You can see an older light on a scrolled bracket (the bracket is possibly 100 years old — it would have originally held a streetlight) and a newer one atop the current streetlight.
You can see an older light on a scrolled bracket (the bracket is possibly 100 years old — it would have originally held a streetlight) and a newer one atop the current streetlight.
Busy intersection.
The one with the scrolled bracket holds a light which would indicate where a fire alarm was pulled. Now that most of us have mobile phones, etc., many of the fire alarm boxes have been removed, but the lights remain. That bracket never held a streetlight, it is near where there was once a fire alarm box.

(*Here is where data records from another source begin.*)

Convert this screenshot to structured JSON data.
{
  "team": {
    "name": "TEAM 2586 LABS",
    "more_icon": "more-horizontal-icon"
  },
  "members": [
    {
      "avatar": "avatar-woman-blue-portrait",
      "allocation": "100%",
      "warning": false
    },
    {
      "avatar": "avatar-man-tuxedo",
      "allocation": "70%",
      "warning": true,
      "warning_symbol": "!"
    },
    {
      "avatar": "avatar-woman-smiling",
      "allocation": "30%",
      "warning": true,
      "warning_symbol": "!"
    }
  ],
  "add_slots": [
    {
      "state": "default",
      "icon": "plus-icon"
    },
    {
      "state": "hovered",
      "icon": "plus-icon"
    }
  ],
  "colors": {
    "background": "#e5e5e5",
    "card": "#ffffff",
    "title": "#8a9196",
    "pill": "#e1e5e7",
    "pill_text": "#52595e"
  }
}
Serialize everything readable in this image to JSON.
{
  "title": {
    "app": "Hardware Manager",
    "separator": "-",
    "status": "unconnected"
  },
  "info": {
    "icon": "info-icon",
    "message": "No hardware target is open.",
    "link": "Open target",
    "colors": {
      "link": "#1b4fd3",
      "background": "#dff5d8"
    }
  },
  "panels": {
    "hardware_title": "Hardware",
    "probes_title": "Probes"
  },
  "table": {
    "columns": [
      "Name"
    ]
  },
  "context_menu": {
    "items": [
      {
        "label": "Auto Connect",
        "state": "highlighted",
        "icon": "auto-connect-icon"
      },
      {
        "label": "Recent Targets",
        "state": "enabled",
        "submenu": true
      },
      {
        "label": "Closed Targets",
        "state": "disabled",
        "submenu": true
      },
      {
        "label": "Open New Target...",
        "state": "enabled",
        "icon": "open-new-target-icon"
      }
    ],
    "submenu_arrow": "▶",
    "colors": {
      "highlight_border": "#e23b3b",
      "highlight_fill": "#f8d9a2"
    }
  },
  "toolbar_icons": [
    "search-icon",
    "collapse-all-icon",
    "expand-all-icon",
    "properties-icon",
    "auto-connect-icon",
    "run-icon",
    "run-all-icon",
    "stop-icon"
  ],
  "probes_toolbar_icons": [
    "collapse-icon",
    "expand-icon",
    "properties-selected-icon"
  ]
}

I looked on Google and you are right, by it having the RED GLOBE. Thats the reason everyone in NY slways
went around looking up. But I would like to have it, to go with rest of the antiques I have accumulated over the years.
You are right.
Check out the Forgotten New York link in the photo description: “The scrolled brackets seen here are quite old–I’ve seen them on photos from the 1910s. They originally were used for standard street lighting and most of them held fanned ‘radial-wave’ reflectors. Sometime in mid-century, they were given the new task of supporting fire alarm lamps that at first were globe-shaped and which, in the Fab Fifties, gradually were replaced by these familiar oblong ones (known officially as 3857 luminaires).”
that is awesome
yes, fire boxes are as rare as pay phones.
No joke..pulled a old rotary phone out the other day..and my 8 year old says..”daddy how do you write with that”
About as bad as finding ROOSTER & HEN’S TEETH.